The other type of proxy is the most difficult to detect; it won’t pass any client IP address or give any clues that it’s making the request for someone else, it looks exactly like a normal client. Attackers will compile huge databases of open proxies by querying popular websites or using bots that search Google for lists, then meticulously prune them to find fast, completely anonymous proxies using programs such as Charon. Fortunately you have a defense against these "e;super-proxies”, known as an RBL, or Realtime Blackhole List. SORBS maintains an RBL for open http proxies, and it’s trivial in PHP to check a connecting IP address against the blacklist. For example:
/* function check_rbl()
* Checks to see if the client is listed in any proxy blacklists
* Returns true if the host if blacklisted, false if not
*/
function exists_in_rbl() {
$rbls = array('http.dnsbl.sorbs.net', 'misc.dnsbl.sorbs.net');
$remote = $_SERVER['REMOTE_ADDR'];
if (preg_match(”/([0-9]+)\.([0-9]+)\.([0-9]+)\.([0-9]+)/”,
$remote, $matches)) {
foreach ($rbls as $rbl) {
$rblhost = $matches[4] . “.” . $matches[3] . “.” .
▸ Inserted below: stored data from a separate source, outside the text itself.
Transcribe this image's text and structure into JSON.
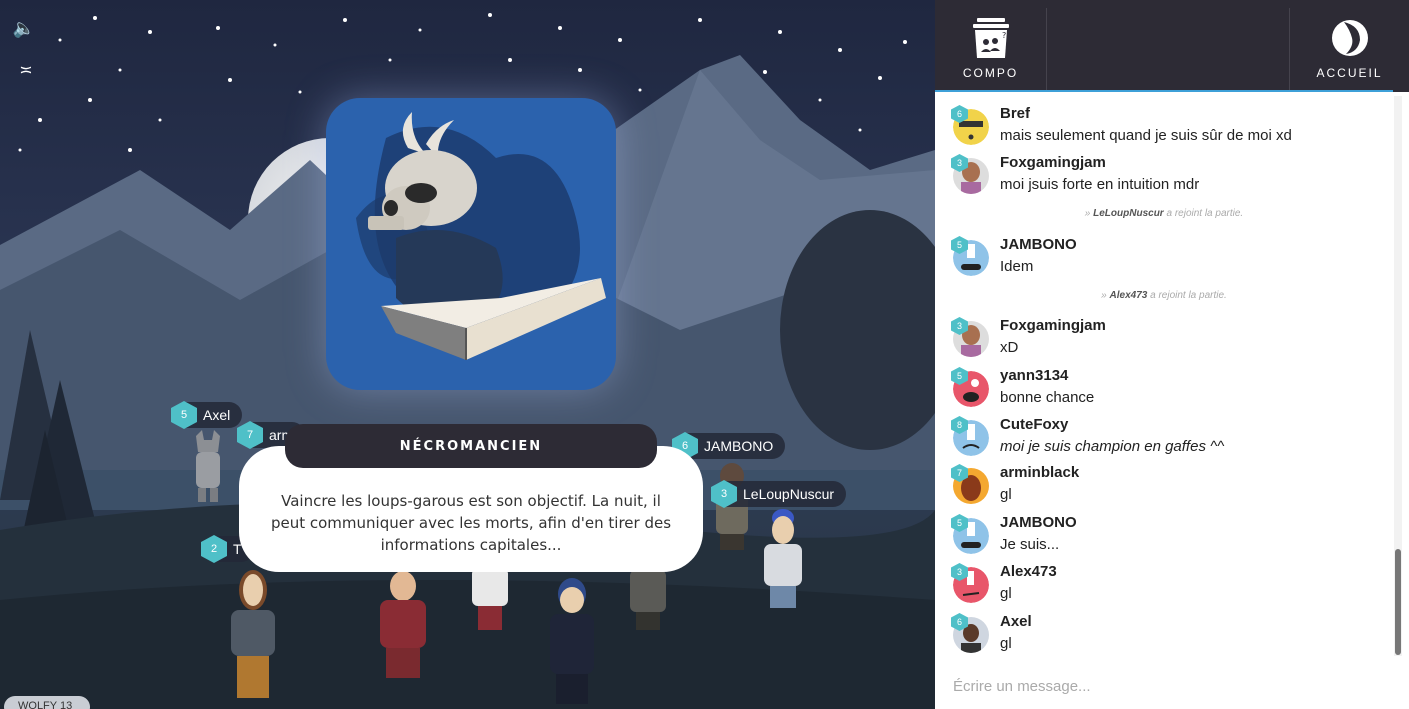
{
  "game": {
    "role_name": "NÉCROMANCIEN",
    "role_description": "Vaincre les loups-garous est son objectif. La nuit, il peut communiquer avec les morts, afin d'en tirer des informations capitales...",
    "game_label": "WOLFY 13",
    "players": [
      {
        "name": "Axel",
        "level": "5"
      },
      {
        "name": "arm",
        "level": "7"
      },
      {
        "name": "JAMBONO",
        "level": "6"
      },
      {
        "name": "LeLoupNuscur",
        "level": "3"
      },
      {
        "name": "T",
        "level": "2"
      }
    ]
  },
  "topbar": {
    "compo_label": "COMPO",
    "accueil_label": "ACCUEIL"
  },
  "chat": {
    "messages": [
      {
        "user": "Bref",
        "level": "6",
        "text": "mais seulement quand je suis sûr de moi xd"
      },
      {
        "user": "Foxgamingjam",
        "level": "3",
        "text": "moi jsuis forte en intuition mdr"
      },
      {
        "user": "JAMBONO",
        "level": "5",
        "text": "Idem"
      },
      {
        "user": "Foxgamingjam",
        "level": "3",
        "text": "xD"
      },
      {
        "user": "yann3134",
        "level": "5",
        "text": "bonne chance"
      },
      {
        "user": "CuteFoxy",
        "level": "8",
        "text": "moi je suis champion en gaffes ^^"
      },
      {
        "user": "arminblack",
        "level": "7",
        "text": "gl"
      },
      {
        "user": "JAMBONO",
        "level": "5",
        "text": "Je suis..."
      },
      {
        "user": "Alex473",
        "level": "3",
        "text": "gl"
      },
      {
        "user": "Axel",
        "level": "6",
        "text": "gl"
      }
    ],
    "system": [
      {
        "user": "LeLoupNuscur",
        "text": "a rejoint la partie."
      },
      {
        "user": "Alex473",
        "text": "a rejoint la partie."
      }
    ],
    "input_placeholder": "Écrire un message..."
  },
  "colors": {
    "topbar": "#2d2b35",
    "level_hex": "#4fc0c8",
    "card_blue": "#2b62ad",
    "accent_line": "#3ea0d8"
  }
}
$matches[2] . “.” . $matches[1] . “.” . $rbl;
$resolved = gethostbyname($rblhost);
if ($resolved != $rblhost) {
return true;
}
}
}
return false;
}
A word of warning with RBLs: some sites (SORBS is notorious for this) are very trigger happy when it comes to adding addresses or even entire subnets they believe are zombie networks to the blacklist. If you get a single connection from a blacklisted IP, don’t put your site in to DEFCON 1 and launch ICBMs at the client. A simple warning in the log will do, and if start getting tens/hundreds/thousands of blacklist positives in a small timeframe THEN you can set off the sirens. Note that during an attack like this all you can do is silently ignore blacklisted clients or send them a nasty warning. If your site automatically goes in to lockdown of some form you open yourself to a denial of service attack.